ANHARMONICITY IN MnF₂ AT LOW TEMPERATURE: BEYOND THE FROZEN-CORE APPROXIMATION. By W. Jauch, Hahn-Meitner-Institut Berlin, Germany, A. J. Schultz, Argonne National Laboratory, IL, USA, R. F. Stewart, Carnegie-Mellon University, Pittsburgh, PA, USA

Antiferromagnetic order in MnF₂ induces a dipolar distortion of the fluorine inner electron shell. The core-deformation generates a substantial electric field at the nucleus, which is not compensated by peripheral lattice contributions, thus giving rise to an apparent Coulomb force on the nucleus. The force exerted on any nucleus should vanish in the stable equilibrium configuration. A local source of an opposing electric field could consist in a small skewness of the fluorine nuclear vibrational distribution which should persist even in the limit of zero temperature. This model rests upon the assumption that the electron deformation does not rigidly follow the nuclear motion.

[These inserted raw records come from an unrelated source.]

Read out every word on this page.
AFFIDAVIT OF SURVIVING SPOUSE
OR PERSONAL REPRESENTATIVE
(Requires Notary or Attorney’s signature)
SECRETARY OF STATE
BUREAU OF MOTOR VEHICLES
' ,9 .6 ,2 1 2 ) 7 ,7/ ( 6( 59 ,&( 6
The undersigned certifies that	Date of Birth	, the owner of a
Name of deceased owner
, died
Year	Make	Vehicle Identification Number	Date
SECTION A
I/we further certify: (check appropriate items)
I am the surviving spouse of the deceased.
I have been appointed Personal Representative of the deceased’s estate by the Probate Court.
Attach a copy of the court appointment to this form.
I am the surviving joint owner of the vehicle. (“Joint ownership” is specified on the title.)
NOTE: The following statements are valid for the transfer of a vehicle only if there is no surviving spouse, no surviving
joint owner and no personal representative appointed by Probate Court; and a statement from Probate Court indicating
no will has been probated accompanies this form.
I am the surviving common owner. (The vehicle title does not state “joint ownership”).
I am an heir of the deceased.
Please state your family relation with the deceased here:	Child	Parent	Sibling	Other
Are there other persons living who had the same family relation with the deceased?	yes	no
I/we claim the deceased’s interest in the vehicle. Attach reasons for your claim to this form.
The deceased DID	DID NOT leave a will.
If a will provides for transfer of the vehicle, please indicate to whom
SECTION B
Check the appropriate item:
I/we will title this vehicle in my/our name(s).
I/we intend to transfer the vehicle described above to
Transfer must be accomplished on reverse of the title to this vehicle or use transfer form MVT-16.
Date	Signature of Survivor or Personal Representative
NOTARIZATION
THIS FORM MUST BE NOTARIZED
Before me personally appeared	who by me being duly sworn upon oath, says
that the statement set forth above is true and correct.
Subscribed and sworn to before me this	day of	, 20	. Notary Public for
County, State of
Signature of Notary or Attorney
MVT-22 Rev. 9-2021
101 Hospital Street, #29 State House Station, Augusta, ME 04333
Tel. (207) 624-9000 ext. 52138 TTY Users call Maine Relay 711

Pulsed single-crystal neutron diffraction (T = 15 K) at the spallation source IPNS has been used to test this hypothesis. Data have been collected up to very high diffraction vectors, (sin[[theta]]/[[lambda]])_max = 2.75 Å^-1. The harmonic mean-square displacement parameters are in excellent agreement with previous results from both gamma-ray and neutron diffraction. Statistically significant third-order coefficients of a GramCharlier expansion could be extracted from the experiment. The shape of the antisymmetric part of the nuclear distribution function substantiates a subtle balance between the mean thermal electric fields due to the electronic and the nuclear charge density distribution. The sense of the skewness around the equilibrium position is opposite to the one found previously for the paramagnetic state. It is to be noted that data from nuclear scattering alone can provide valuable indications concerning a local redistribution of electron density.

Experiment thus confirms the conclusion that the core polarization in antiferromagnetic MnF₂ is dynamically stabilized. A theoretical description of the detailed physical mechanism is lacking at present.